Ashton was scheduled to hold talks with Israeli Foreign Minister Avigdor Lieberman and Prime Minister Benjamin Netanyahu later Sunday, after meeting with Palestinian Prime Minister Salam Fayyad in Ramallah on Saturday.

Israel last month relaxed its four-year-old blockade of the strip, which is controlled by the Islamist Hamas movement. The easing came amid international pressure following the Israeli seizure of a Gaza- bound aid flotilla in May, which left nine Turkish activists dead.

While most types of civilian products are now allowed into the impoverished salient, Israel still prohibits the import of weapons or any materials that Gaza militias could use for weapons production.

Exports from the strip are also still banned, and the movement of people is tightly monitored. The Rafah terminal, Gaza's sole crossing point to the Arab world, also remains shut - although Egypt does open it sporadically for limited periods of time.

Ashton was the first EU official to enter Gaza after the blockade's partial lifting.

She met private businessmen and officials from the United Nations Relief and Works Agency there, signing an agreement contributing 2 million euros (2.6 million dollars) to support the agency's summer camps and other programmes.

Ashton did not, however, hold talks with Hamas leaders.

Most Western countries have placed a political and diplomatic boycott on Hamas, after the organization rejected calls to renounce violence, honour past Israeli-Palestinian agreements and recognize Israel's right to exist.

Hamas spokesman Fawzi Barhoum said Ashton's visit to Gaza "will be an opportunity for her to closely see the difficult and tragic humanitarian situation of the Palestinians in Gaza Strip."

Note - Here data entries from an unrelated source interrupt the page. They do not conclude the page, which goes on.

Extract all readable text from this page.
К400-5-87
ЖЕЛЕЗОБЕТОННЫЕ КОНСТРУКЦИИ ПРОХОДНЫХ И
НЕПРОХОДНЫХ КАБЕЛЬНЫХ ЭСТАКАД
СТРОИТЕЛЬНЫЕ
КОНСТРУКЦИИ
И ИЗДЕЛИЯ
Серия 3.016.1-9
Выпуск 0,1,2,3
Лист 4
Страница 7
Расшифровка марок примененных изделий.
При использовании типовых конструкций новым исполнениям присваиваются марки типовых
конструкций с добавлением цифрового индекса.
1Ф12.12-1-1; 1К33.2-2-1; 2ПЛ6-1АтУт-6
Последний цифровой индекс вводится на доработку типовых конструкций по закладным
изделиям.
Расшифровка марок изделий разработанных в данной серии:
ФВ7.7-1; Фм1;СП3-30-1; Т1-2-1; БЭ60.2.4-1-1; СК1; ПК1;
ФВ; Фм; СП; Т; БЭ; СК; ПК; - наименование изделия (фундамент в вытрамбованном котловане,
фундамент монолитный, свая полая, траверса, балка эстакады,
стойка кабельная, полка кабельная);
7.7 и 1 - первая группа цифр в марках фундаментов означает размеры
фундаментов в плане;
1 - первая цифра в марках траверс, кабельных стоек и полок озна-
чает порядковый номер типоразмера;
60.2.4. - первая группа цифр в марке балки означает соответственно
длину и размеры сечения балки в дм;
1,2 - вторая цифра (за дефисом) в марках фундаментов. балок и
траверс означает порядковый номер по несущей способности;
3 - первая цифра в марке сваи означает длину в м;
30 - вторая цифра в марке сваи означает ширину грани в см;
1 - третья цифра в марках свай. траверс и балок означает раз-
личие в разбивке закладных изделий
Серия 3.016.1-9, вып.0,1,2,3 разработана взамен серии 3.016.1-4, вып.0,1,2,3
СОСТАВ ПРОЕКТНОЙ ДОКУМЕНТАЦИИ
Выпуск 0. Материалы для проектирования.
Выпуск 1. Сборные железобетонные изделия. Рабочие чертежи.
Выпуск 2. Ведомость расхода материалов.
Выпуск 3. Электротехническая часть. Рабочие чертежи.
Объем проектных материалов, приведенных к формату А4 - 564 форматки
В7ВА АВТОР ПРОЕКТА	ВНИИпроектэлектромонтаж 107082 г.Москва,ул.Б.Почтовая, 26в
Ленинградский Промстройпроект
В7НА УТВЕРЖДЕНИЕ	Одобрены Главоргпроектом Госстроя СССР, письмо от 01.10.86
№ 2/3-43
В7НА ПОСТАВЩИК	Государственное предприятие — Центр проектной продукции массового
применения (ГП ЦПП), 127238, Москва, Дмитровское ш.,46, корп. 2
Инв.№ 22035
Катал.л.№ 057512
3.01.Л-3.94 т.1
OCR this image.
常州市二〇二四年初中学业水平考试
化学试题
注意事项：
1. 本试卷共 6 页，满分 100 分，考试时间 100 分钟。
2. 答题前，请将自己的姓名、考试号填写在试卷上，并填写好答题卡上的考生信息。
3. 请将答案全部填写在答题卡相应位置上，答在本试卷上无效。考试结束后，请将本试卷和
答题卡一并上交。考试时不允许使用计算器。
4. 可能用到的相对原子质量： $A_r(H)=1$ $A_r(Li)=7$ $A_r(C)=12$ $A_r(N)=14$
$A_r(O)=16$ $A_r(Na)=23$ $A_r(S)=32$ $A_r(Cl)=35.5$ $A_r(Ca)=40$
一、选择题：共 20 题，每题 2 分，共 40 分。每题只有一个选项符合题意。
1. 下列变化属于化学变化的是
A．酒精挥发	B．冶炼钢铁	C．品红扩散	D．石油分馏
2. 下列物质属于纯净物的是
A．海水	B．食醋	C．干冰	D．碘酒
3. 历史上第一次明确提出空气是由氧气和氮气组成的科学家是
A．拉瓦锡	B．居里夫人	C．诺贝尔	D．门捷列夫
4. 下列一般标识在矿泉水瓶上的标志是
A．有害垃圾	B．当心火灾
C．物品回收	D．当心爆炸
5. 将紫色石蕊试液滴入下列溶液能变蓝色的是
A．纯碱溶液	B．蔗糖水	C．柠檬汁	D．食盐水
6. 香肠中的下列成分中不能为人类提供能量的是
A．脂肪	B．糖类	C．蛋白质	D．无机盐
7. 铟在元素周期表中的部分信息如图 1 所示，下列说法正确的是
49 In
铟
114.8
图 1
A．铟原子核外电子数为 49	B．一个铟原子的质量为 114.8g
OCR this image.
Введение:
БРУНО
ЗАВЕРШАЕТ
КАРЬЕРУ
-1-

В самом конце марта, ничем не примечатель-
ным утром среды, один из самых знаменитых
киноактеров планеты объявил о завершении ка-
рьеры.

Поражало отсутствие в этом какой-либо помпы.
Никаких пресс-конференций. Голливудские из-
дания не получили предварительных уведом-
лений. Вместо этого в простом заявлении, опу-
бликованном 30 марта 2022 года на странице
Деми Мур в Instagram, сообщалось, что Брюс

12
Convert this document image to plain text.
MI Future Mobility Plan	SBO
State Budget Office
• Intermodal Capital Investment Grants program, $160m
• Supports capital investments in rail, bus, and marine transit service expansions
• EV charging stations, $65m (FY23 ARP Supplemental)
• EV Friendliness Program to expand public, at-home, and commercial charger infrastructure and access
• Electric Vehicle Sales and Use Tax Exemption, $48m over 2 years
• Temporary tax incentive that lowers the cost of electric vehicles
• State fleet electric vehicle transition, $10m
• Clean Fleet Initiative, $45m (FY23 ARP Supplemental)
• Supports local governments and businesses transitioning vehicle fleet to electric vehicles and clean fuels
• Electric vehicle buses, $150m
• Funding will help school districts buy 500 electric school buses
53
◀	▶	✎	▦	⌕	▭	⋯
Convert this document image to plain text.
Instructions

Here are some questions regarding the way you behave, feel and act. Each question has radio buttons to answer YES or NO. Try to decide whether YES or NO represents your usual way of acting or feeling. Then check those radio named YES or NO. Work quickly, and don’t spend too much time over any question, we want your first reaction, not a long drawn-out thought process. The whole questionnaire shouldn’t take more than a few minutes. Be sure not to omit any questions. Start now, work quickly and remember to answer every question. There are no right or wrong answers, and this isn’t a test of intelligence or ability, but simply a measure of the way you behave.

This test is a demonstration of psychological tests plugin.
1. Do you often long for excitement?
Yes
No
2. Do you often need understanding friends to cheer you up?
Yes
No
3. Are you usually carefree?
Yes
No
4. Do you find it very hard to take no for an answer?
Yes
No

"We want this visit to completely end the Israeli siege," he added in a statement.

Ashton, meanwhile, had said that the Gaza visit would be an opportunity to see first-hand the effects of the Israeli decision to ease its blockade.

Her visit coincided with the arrival in the enclave of goods from a Libyan-backed aid ship, which had tried to reach Gaza on Wednesday but decided not to breach the Israeli naval blockade, instead docking in the nearby Egyptian Sinai port of el Arish.

The Israeli blockade was first imposed in 2006, after Gaza-based militants staged a cross-border raid and took an Israeli soldier captive.

The siege was tightened a year later, when Hamas seized control of the enclave from the Fatah-run administration of Palestinian President Mahmoud Abbas.